There are thousands of other girls and women perhaps in ISIS captivity, but freedom for Christina is a dose of good news for a people enduring endless bad news. It reminds us of the personal dimension to warfighting, that coalition airstrikes and ground offensives matter to families on the ground we have grown to care about. May family reunifications continue, and may the Iraqi government fight and work to make them possible. Christina’s swift return to her loved ones stands in contrast to the kidnapped from Chibok in Nigeria, young Christian women also traumatized by ISIS-linked militants but kept in government custody upon release. Now there is precedence for forces fighting ISIS to restore families.

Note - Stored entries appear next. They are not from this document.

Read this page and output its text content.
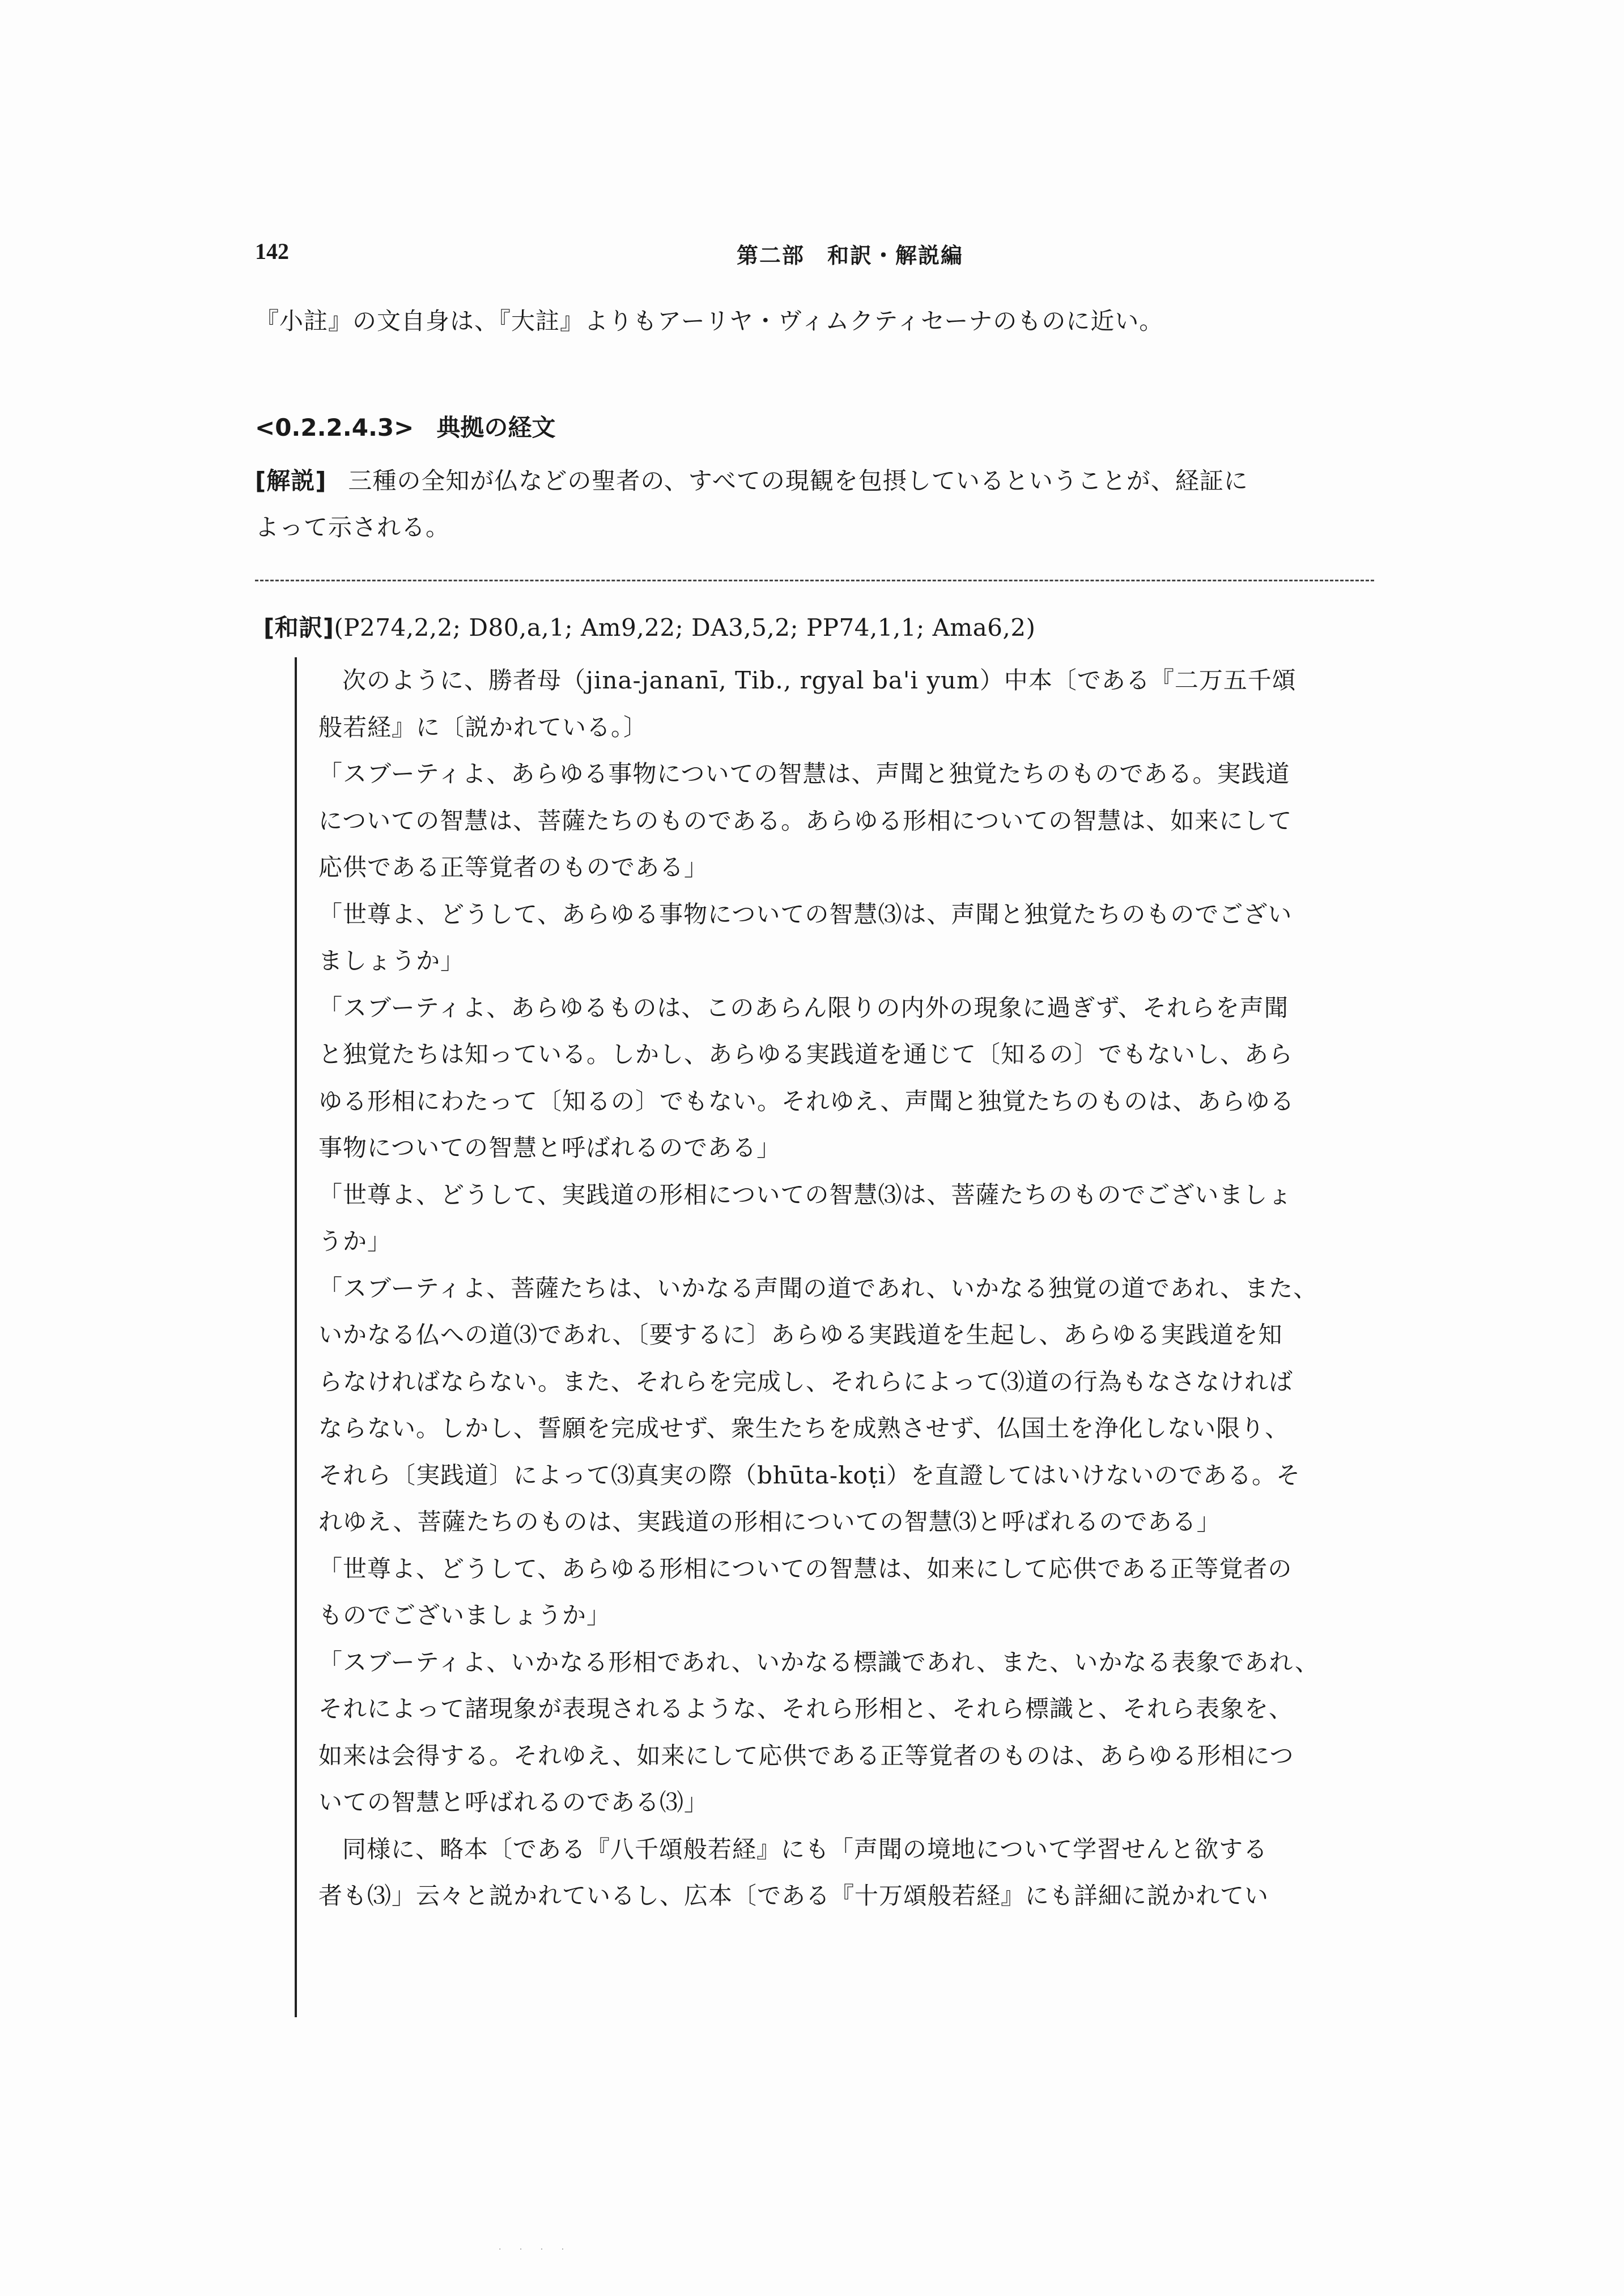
142	第二部　和訳・解説編
『小註』の文自身は、『大註』よりもアーリヤ・ヴィムクティセーナのものに近い。
<0.2.2.4.3> 典拠の経文
[解説] 三種の全知が仏などの聖者の、すべての現観を包摂しているということが、経証に
よって示される。
[和訳](P274,2,2; D80,a,1; Am9,22; DA3,5,2; PP74,1,1; Ama6,2)
次のように、勝者母（jina-jananī, Tib., rgyal ba'i yum）中本〔である『二万五千頌
般若経』に〔説かれている。〕
「スブーティよ、あらゆる事物についての智慧は、声聞と独覚たちのものである。実践道
についての智慧は、菩薩たちのものである。あらゆる形相についての智慧は、如来にして
応供である正等覚者のものである」
「世尊よ、どうして、あらゆる事物についての智慧⑶は、声聞と独覚たちのものでござい
ましょうか」
「スブーティよ、あらゆるものは、このあらん限りの内外の現象に過ぎず、それらを声聞
と独覚たちは知っている。しかし、あらゆる実践道を通じて〔知るの〕でもないし、あら
ゆる形相にわたって〔知るの〕でもない。それゆえ、声聞と独覚たちのものは、あらゆる
事物についての智慧と呼ばれるのである」
「世尊よ、どうして、実践道の形相についての智慧⑶は、菩薩たちのものでございましょ
うか」
「スブーティよ、菩薩たちは、いかなる声聞の道であれ、いかなる独覚の道であれ、また、
いかなる仏への道⑶であれ、〔要するに〕あらゆる実践道を生起し、あらゆる実践道を知
らなければならない。また、それらを完成し、それらによって⑶道の行為もなさなければ
ならない。しかし、誓願を完成せず、衆生たちを成熟させず、仏国土を浄化しない限り、
それら〔実践道〕によって⑶真実の際（bhūta-koṭi）を直證してはいけないのである。そ
れゆえ、菩薩たちのものは、実践道の形相についての智慧⑶と呼ばれるのである」
「世尊よ、どうして、あらゆる形相についての智慧は、如来にして応供である正等覚者の
ものでございましょうか」
「スブーティよ、いかなる形相であれ、いかなる標識であれ、また、いかなる表象であれ、
それによって諸現象が表現されるような、それら形相と、それら標識と、それら表象を、
如来は会得する。それゆえ、如来にして応供である正等覚者のものは、あらゆる形相につ
いての智慧と呼ばれるのである⑶」
同様に、略本〔である『八千頌般若経』にも「声聞の境地について学習せんと欲する
者も⑶」云々と説かれているし、広本〔である『十万頌般若経』にも詳細に説かれてい
· · · ·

This is a moment for highlighting the relentless work of the Christian community on behalf of Iraq’s displaced. Christian advocacy groups like Open Doors followed Christina’s case, reminding the rest of us to pray. Her family lives in a camp supported by church aid, mostly from Catholic groups like Aid to the Church in Need and the Knights of Columbus. It receives no Iraqi, UN, EU, or U.S. government assistance.
And there are the persecuted themselves, whose perseverance and joy in their suffering is a daily testimony to me. The narrow lanes of Ashti filled as Christina returned, with drums and horns, singing and dancing in the streets. Handed war and destruction, they choose peace and charity, taking mustard seeds of faith and with them moving mountains.